Руны оживают, с гулким треском приходят в движение, закручиваясь и осыпаясь каменной крошкой. Вся плита идет мелкой дрожью, словно подключенная к проводам высокого напряжения. Взметается серая пыль и тут же прибивается обратно разошедшимся ливнем. Сгустившийся сумрак раз за разом мигает вспышками молний. Волны бурлят, почти дотягиваясь до моих кроссовок. Закусив губу, я хватаюсь за Азу как утопающий за брошенную веревку.


Наступит время, и будет свержен

Кто смог подняться превыше нас,

И в павшем царстве пробьет неспешно

Людского рода последний час.


Плита подается вниз и отходит в сторону, открывая зев прохода. В угасающем свете получается различить несколько каменных ступеней, а дальше только темнота. Аза выпрямляется и спокойно шагает вниз. Нервно оглядываясь, я ступаю следом. Через секунду вода устремляется за нами, чтобы снести многотонным потоком, но плита возвращается на место. Тьма смыкается вокруг непроницаемым покровом, тишина крепко зажимает уши. Слышно только сбегающие по лестнице струйки и мое хриплое дыхание.


Испуг медленно отступает, на смену приходит раздражение.


— Я насквозь промокла! — шепчу в темноту. — Ты сказала, свитера будет достаточно!


— А что, надо было посоветовать костюм аквалангиста? — слышится насмешливый голос Азы. — У тебя и дождевика-то нет.


Она что-то произносит, и горячий воздух обдает нас со всех сторон. Одежда мгновенно сохнет, холод улетучивается. Сразу становится уютнее, будто мы не под землей черт знает в какой точке мира, а у зажженного камина в лесном домике.


— И как я не догадалась, — спохватываюсь. — Знаю же это заклинание.


— Говорю же, с твоими силами можно быть и поумнее, — ехидничает Аза. — Может, хоть посветишь? Или тоже всё я?

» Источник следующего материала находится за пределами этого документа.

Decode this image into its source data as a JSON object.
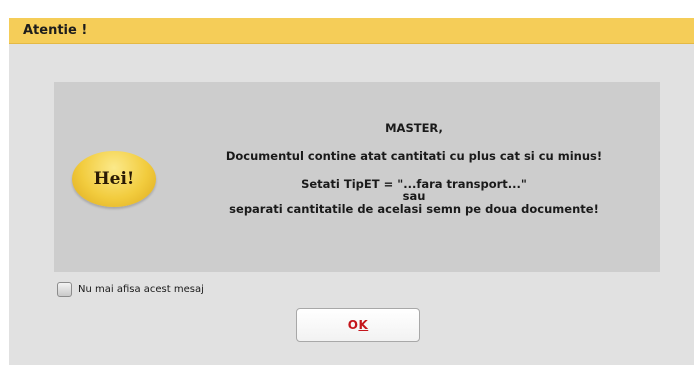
{
  "dialog": {
    "title": "Atentie !"
  },
  "badge": {
    "text": "Hei!"
  },
  "message": {
    "line1": "MASTER,",
    "line2": "Documentul contine atat cantitati cu plus cat si cu minus!",
    "line3": "Setati TipET = \"...fara transport...\"",
    "line4": "sau",
    "line5": "separati cantitatile de acelasi semn pe doua documente!"
  },
  "checkbox": {
    "label": "Nu mai afisa acest mesaj",
    "checked": false
  },
  "buttons": {
    "ok_first": "O",
    "ok_rest": "K"
  },
  "colors": {
    "titlebar": "#f5cd58",
    "ok_text": "#c4161c"
  }
}
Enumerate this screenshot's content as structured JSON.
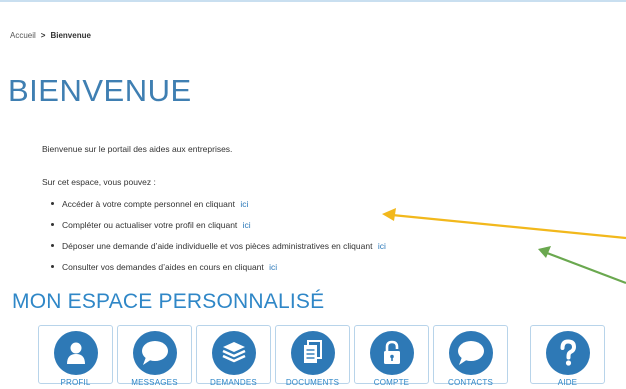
{
  "breadcrumb": {
    "home": "Accueil",
    "separator": ">",
    "current": "Bienvenue"
  },
  "page_title": "BIENVENUE",
  "intro": "Bienvenue sur le portail des aides aux entreprises.",
  "lead": "Sur cet espace, vous pouvez :",
  "actions": [
    {
      "text": "Accéder à votre compte personnel en cliquant",
      "link": "ici"
    },
    {
      "text": "Compléter ou actualiser votre profil en cliquant",
      "link": "ici"
    },
    {
      "text": "Déposer une demande d’aide individuelle et vos pièces administratives en cliquant",
      "link": "ici"
    },
    {
      "text": "Consulter vos demandes d’aides en cours en cliquant",
      "link": "ici"
    }
  ],
  "section_title": "MON ESPACE PERSONNALISÉ",
  "tiles": [
    {
      "label": "PROFIL",
      "icon": "user-icon"
    },
    {
      "label": "MESSAGES",
      "icon": "speech-bubble-icon"
    },
    {
      "label": "DEMANDES",
      "icon": "layers-stack-icon"
    },
    {
      "label": "DOCUMENTS",
      "icon": "documents-icon"
    },
    {
      "label": "COMPTE",
      "icon": "lock-icon"
    },
    {
      "label": "CONTACTS",
      "icon": "speech-bubble-icon"
    },
    {
      "label": "AIDE",
      "icon": "question-icon"
    }
  ],
  "colors": {
    "title": "#3f7fb2",
    "accent": "#2e79b6",
    "link": "#2a77b8",
    "arrow_yellow": "#f2b81c",
    "arrow_green": "#6aa84f"
  }
}
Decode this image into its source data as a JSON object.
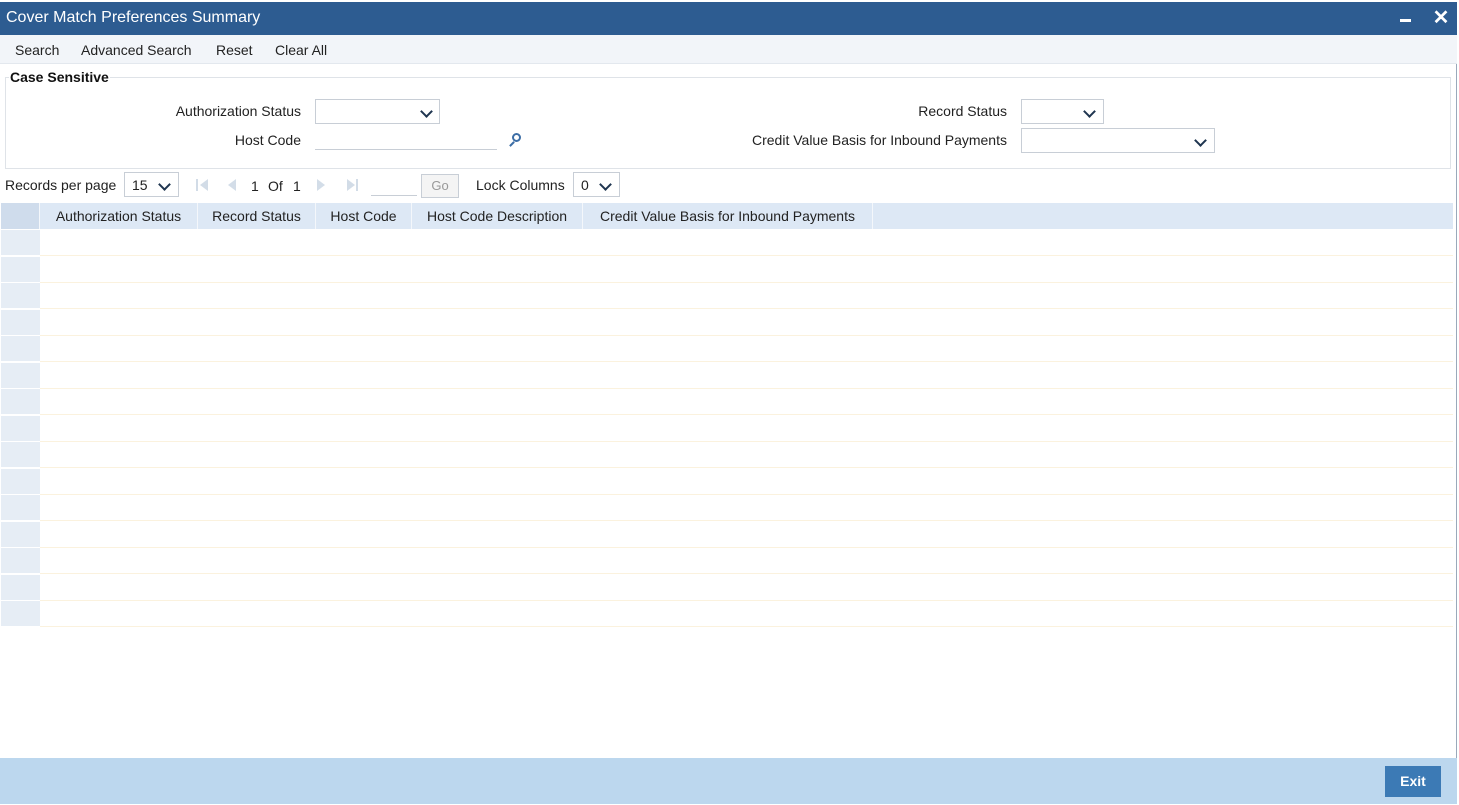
{
  "window": {
    "title": "Cover Match Preferences Summary"
  },
  "toolbar": {
    "search": "Search",
    "advanced_search": "Advanced Search",
    "reset": "Reset",
    "clear_all": "Clear All"
  },
  "criteria": {
    "legend": "Case Sensitive",
    "authorization_status_label": "Authorization Status",
    "authorization_status_value": "",
    "host_code_label": "Host Code",
    "host_code_value": "",
    "record_status_label": "Record Status",
    "record_status_value": "",
    "credit_value_basis_label": "Credit Value Basis for Inbound Payments",
    "credit_value_basis_value": ""
  },
  "pager": {
    "records_per_page_label": "Records per page",
    "records_per_page_value": "15",
    "current_page": "1",
    "of_label": "Of",
    "total_pages": "1",
    "go_label": "Go",
    "lock_columns_label": "Lock Columns",
    "lock_columns_value": "0"
  },
  "grid": {
    "columns": [
      "Authorization Status",
      "Record Status",
      "Host Code",
      "Host Code Description",
      "Credit Value Basis for Inbound Payments"
    ],
    "empty_rows": 15
  },
  "footer": {
    "exit": "Exit"
  },
  "colors": {
    "title_bar": "#2d5c91",
    "grid_header": "#dde8f5",
    "footer": "#bcd7ee",
    "exit_button": "#3c7ab5"
  }
}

Поджав губы, я черчу безымянным пальцем в воздухе простую руну. Перед лицом загорается крошечный огонек, мягкий белый свет расплескивается по сторонам, отпугивая мрак. Теперь можно осмотреться.


Стены тут сложены из грубо обтесанного камня, лестница уводит глубоко вниз по узкому проходу. Демонстративно отряхнувшись, Аза шагает вперед. Подошвы выстукивают четкую дробь, в глубине вторит глухое эхо.


— Что это за место? — спрашиваю, стараясь не отставать.


Огонек парит перед нами маленькой птичкой, подсвечивая ступени.


— Как бы хранилище, — отвечает Аза.


— И для чего нужно такое хранилище? Что тут хранится?


— Различные опасные артефакты, книги, знания. То, что может нанести вред ведьмам.


— Как это?


Аза на секунду оглядывается, чтобы бросить на меня усталый взгляд.


— Я тебе рассказывала, раньше магия поддавалась всем, кто к ней обращался, — объясняет терпеливо. — Обычные люди, конечно, не могли использовать ее так же тонко и умело, как ведьмы, не могли выжать что-то действительно мощное, но и без этого умудрялись насолить. Знаешь поговорку про клин клином?


— Не такая уж я и тупая.


— Ну вот. Люди боролись с нами всеми возможными способами, включая и наши собственные. Так было создано немало предметов и заклинаний, направленных на истребление ведьм. Те, что попались нам в руки, мы решили убрать подальше и от людей, чтобы не навредили нам, и от нас самих, чтобы случайно не пораниться. К тому же, некоторые ведьмы и сами не прочь строить козни своим же.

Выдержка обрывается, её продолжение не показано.